Pese embora cunhados sob alguma controvérsia, sobretudo em virtude da ideia de impunidade dos devedores aos olhos de quem honra escrupulosamente as suas obrigações tributárias, não pode deixar de ser reconhecida a virtude pragmática destes regimes, tendo em consideração que os mesmos tornam possível a cobrança efectiva e imediata de dívidas fiscais que de outro modo levariam anos a reaver ou que corriam mesmo o risco de prescrever.

Destarte, num momento em que o Estado padece de uma aguda carência de receitas e em que os contribuintes se acham ávidos de algum desembaraço do espartilho fiscal, a aprovação de um regime especial de regularização de dívidas ao Estado e à Segurança Social traduzir-se-ia num sinergético encontro de interesses, ainda que sob a opróbria nuvem de uma aparente apologia ao incumprimento, que deslustra indelevelmente a bondade desta medida.

Poder-se-á redarguir que, pese embora esse interesse convergente, os contribuintes não dispõem, actualmente, de robustez financeira que lhes permita aderir a um plano desta natureza. Contudo, a experiência histórica alvitra que estes regimes são sempre muito bem acolhidos pelos contribuintes, que aqui encontram o ensejo de beneficiar de uma poupança que de outra forma seria impossível, revelando-se a cobrança coerciva da dívida por parte do Estado deveras mais pungente para o contribuinte que o custo de solver de um só trago todas as suas dívidas fiscais.

Acresce não ser de olvidar que o acesso aos regimes de apoios estatais presentemente em vigor (linhas de crédito, layoffs, etc.) impõe aos contribuintes que apresentem a sua situação tributária regularizada, ou seja, que não tenham dívidas tributárias ou, tendo, que relativamente às mesmas tenha sido prestada garantia idónea (salvo se a mesma tiver sido dispensada).

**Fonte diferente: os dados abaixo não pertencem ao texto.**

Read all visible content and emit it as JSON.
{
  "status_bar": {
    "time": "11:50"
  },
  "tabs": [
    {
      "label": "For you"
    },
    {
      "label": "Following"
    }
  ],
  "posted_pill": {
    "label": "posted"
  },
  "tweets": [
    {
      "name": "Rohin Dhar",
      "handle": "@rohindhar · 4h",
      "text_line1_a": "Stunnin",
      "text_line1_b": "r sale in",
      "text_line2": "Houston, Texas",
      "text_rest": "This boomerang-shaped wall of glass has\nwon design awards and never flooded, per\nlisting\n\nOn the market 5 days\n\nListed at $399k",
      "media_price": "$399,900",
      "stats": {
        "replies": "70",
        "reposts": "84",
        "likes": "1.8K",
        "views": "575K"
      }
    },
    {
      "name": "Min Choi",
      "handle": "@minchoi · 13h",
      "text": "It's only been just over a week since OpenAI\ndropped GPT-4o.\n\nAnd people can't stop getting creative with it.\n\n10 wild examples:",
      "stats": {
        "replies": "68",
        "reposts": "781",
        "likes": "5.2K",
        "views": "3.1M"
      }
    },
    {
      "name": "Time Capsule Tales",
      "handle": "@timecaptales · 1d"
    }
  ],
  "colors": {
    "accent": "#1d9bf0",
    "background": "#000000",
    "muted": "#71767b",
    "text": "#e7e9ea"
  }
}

Pelo que a aprovação de um regime extraordinário de regularização teria também a indirecta virtude de permitir a adesão de mais empresas aos referidos auxílios de estado, que tão fundamentais se afiguram para a sua sobrevivência.

Grife-se, por seu turno, que a linha de crédito especial para pagamento de impostos, que foi recentemente anunciada pelo Secretário de Estado dos Assuntos Fiscais, poderia ser a fonte de onde jorraria a liquidez necessária para os contribuintes aderirem a tal regime de regularização.

A capacidade estólica desta medida de regularização, enquanto geradora de receita imediata para o Estado, e a gravidade dos tempos que vivemos atenuariam o inevitável efeito insidioso da mesma, tendo em consideração que o resultado económico deste excepcional indulto a todos aproveitaria, inclusivamente aos assíduos contribuintes que certamente preferirão esta ignomínia traição ao habitual sestro do agravamento fiscal.